The second question that Cooper’s book makes us ask: what would happen if the Virginia School actually won? It is well-known that neoliberal policy entrepreneurs are never satisfied with their victories. They are always spotting a new enemy on the horizon, be it degrowth, anti-fascism, feminism, or the catch-all the French call “le wokisme.” Moreover, both friend and foe of the counterrevolution frequently point to the fact that state expenditure as a percentage of GDP continues to rise from decade to decade as evidence that these efforts at austerity were only ever partial.

Yet to paraphrase William Gibson, the victory is here, it’s just unevenly distributed. Cooper takes us to Ferguson, Missouri, the site of convulsive protest against police brutality and murder in 2014. She shows how the over-pruning of tax revenue over the years left local government dependent on fees and fines as “invisible taxation.” These punitive forms of revenue creation were disproportionately born by the poor with the result that, as she puts it, they “are plunged into states of cumulative indebtedness by the mere act of existing in and traversing public space.” The de-collectivization of risk leads to the re-individualization of risk with higher stakes.

Here we see the flipside of the asset economy—the assetless economy—where not only do those who have receive more, but those who have nothing, receive even less. In her cool rhetoric and methodical argumentation, Cooper offers us one of the bleakest visions of America during and after the shredding of the social contract.

The third question that Cooper’s book raises is whether, despite all of the book’s gloomy exegesis, neoliberals of the James M. Buchanan strain are still winning in America. Here we can be less sure.

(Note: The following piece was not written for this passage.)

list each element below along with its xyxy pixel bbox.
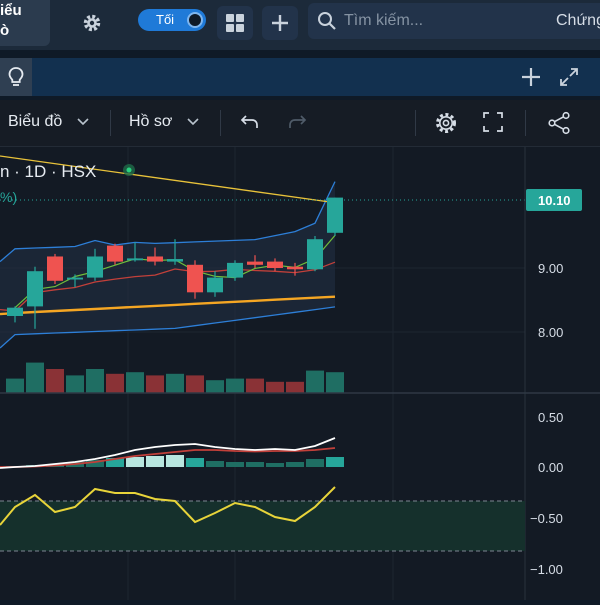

The last four years of the Biden presidency have shown that, at least at the top level, there is a motility of elite opinion and the possibility exists to, as the saying goes, “replace the existing paradigm” with another one.

Virginia School economics may have had the Republican and Democratic parties in a double headlock from 1980 to the global financial crisis, but there are signs of movement around the role of the government in directing investment and offering greater support for the cost of social reproduction than has long been the case.

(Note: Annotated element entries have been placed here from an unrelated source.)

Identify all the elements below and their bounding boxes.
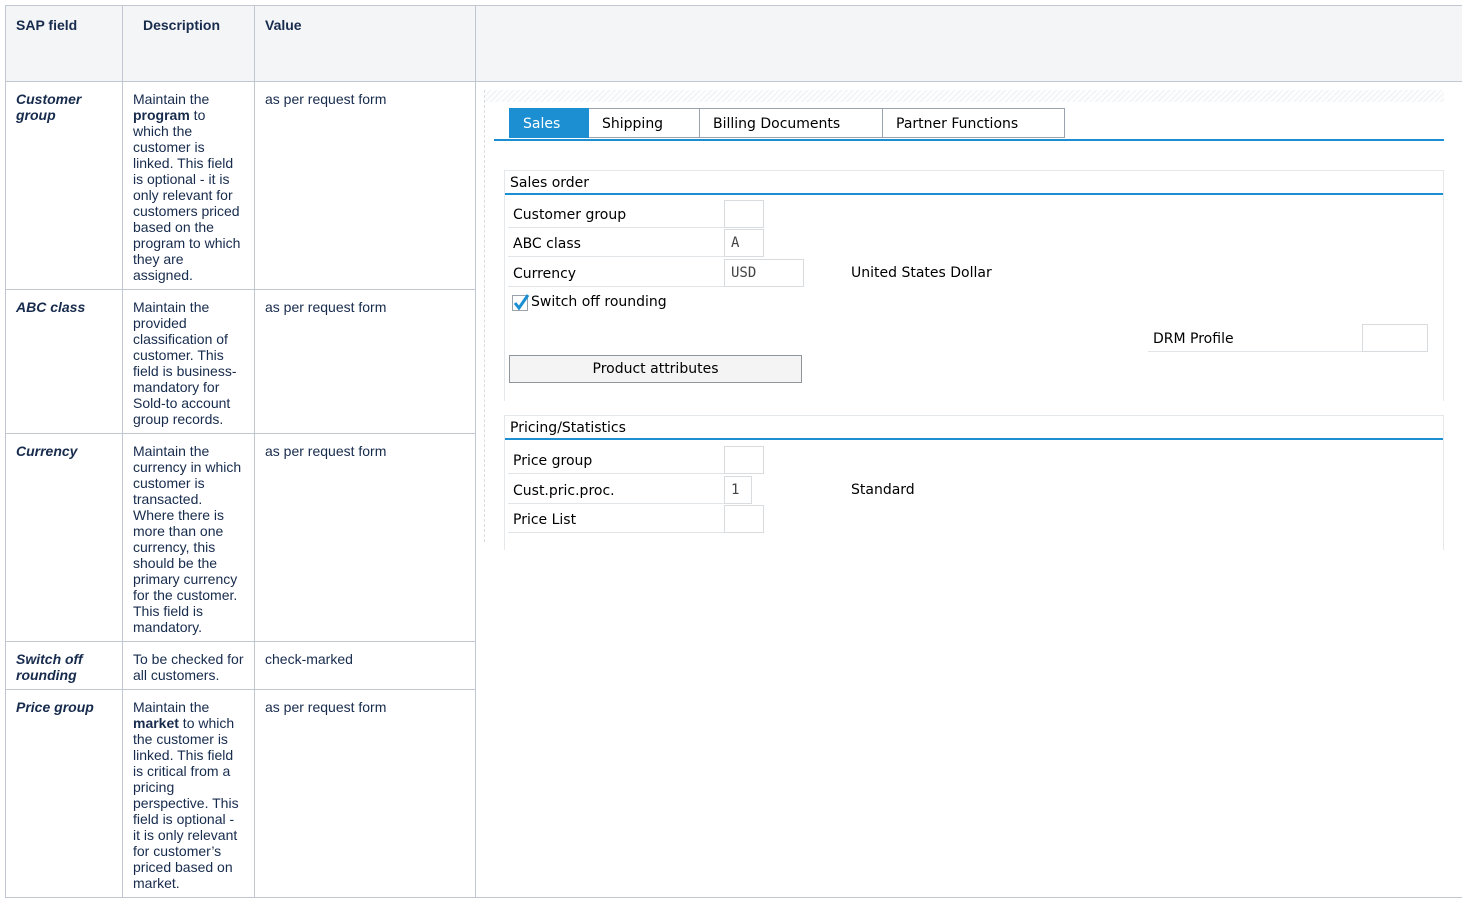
- customer-group-input[interactable]: [724, 200, 764, 228]
- cust-pric-proc-input[interactable]: 1: [724, 476, 752, 504]
- cust-pric-proc-description: Standard: [851, 476, 915, 504]
- field-name: Switch off rounding: [6, 642, 123, 690]
- title-stripe: [484, 90, 1444, 102]
- price-list-input[interactable]: [724, 505, 764, 533]
- tab-strip: Sales Shipping Billing Documents Partner…: [509, 108, 1065, 140]
- header-sap-field: SAP field: [6, 6, 123, 82]
- price-group-label: Price group: [508, 446, 724, 474]
- abc-class-input[interactable]: A: [724, 229, 764, 257]
- product-attributes-button[interactable]: Product attributes: [509, 355, 802, 383]
- field-description: Maintain the program to which the custom…: [123, 82, 255, 290]
- sap-screenshot: Sales Shipping Billing Documents Partner…: [476, 82, 1462, 898]
- tab-sales[interactable]: Sales: [509, 108, 589, 138]
- switch-off-rounding-label: Switch off rounding: [531, 288, 667, 316]
- field-name: ABC class: [6, 290, 123, 434]
- header-screenshot: [476, 6, 1462, 82]
- field-value: as per request form: [255, 290, 476, 434]
- currency-input[interactable]: USD: [724, 259, 804, 287]
- field-description: Maintain the provided classification of …: [123, 290, 255, 434]
- switch-off-rounding-checkbox[interactable]: [512, 295, 528, 311]
- field-description: Maintain the market to which the custome…: [123, 690, 255, 898]
- field-value: as per request form: [255, 690, 476, 898]
- tab-underline: [494, 139, 1444, 141]
- header-description: Description: [123, 6, 255, 82]
- tab-shipping[interactable]: Shipping: [589, 108, 700, 138]
- field-description: Maintain the currency in which customer …: [123, 434, 255, 642]
- cust-pric-proc-label: Cust.pric.proc.: [508, 476, 724, 504]
- customer-group-label: Customer group: [508, 200, 724, 228]
- field-name: Currency: [6, 434, 123, 642]
- group-title: Pricing/Statistics: [505, 416, 1443, 440]
- checkmark-icon: [512, 293, 530, 311]
- price-group-input[interactable]: [724, 446, 764, 474]
- sap-sales-area-screen: Sales Shipping Billing Documents Partner…: [484, 90, 1448, 550]
- drm-profile-input[interactable]: [1362, 324, 1428, 352]
- group-title: Sales order: [505, 171, 1443, 195]
- field-name: Price group: [6, 690, 123, 898]
- tab-partner-functions[interactable]: Partner Functions: [883, 108, 1065, 138]
- table-header-row: SAP field Description Value: [6, 6, 1462, 82]
- tab-billing-documents[interactable]: Billing Documents: [700, 108, 883, 138]
- field-table: SAP field Description Value Customer gro…: [5, 5, 1462, 898]
- field-value: as per request form: [255, 82, 476, 290]
- price-list-label: Price List: [508, 505, 724, 533]
- field-value: check-marked: [255, 642, 476, 690]
- field-description: To be checked for all customers.: [123, 642, 255, 690]
- field-value: as per request form: [255, 434, 476, 642]
- header-value: Value: [255, 6, 476, 82]
- drm-profile-label: DRM Profile: [1148, 324, 1362, 352]
- currency-label: Currency: [508, 259, 724, 287]
- field-name: Customer group: [6, 82, 123, 290]
- table-row: Customer group Maintain the program to w…: [6, 82, 1462, 290]
- currency-description: United States Dollar: [851, 259, 992, 287]
- abc-class-label: ABC class: [508, 229, 724, 257]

Thus we are left with a final question: will the Republican Party in the thrall of Trump stick to subtractive redistribution or will some version of “national conservatism” bring back an attenuated version of the welfare state? This would not necessarily be a victory for the left or progressives. To sell such a program, national conservatives would require a narrow vision of the recipients of state care and redistribution. The revolution against the current counterrevolution would be a restrictive welfare chauvinism. More likely is the persistence of what Cooper, building constructively on Corey Robin, sees as the core of Clarence Thomas’s black nationalist conservatism: a defiance of federal oversight over reproductive rights and a defensive crouch around an order that stands for private ownership and the natural law principle of what Buchanan called “the extended family…as the relevant tribal unit.” Plant the American flag here.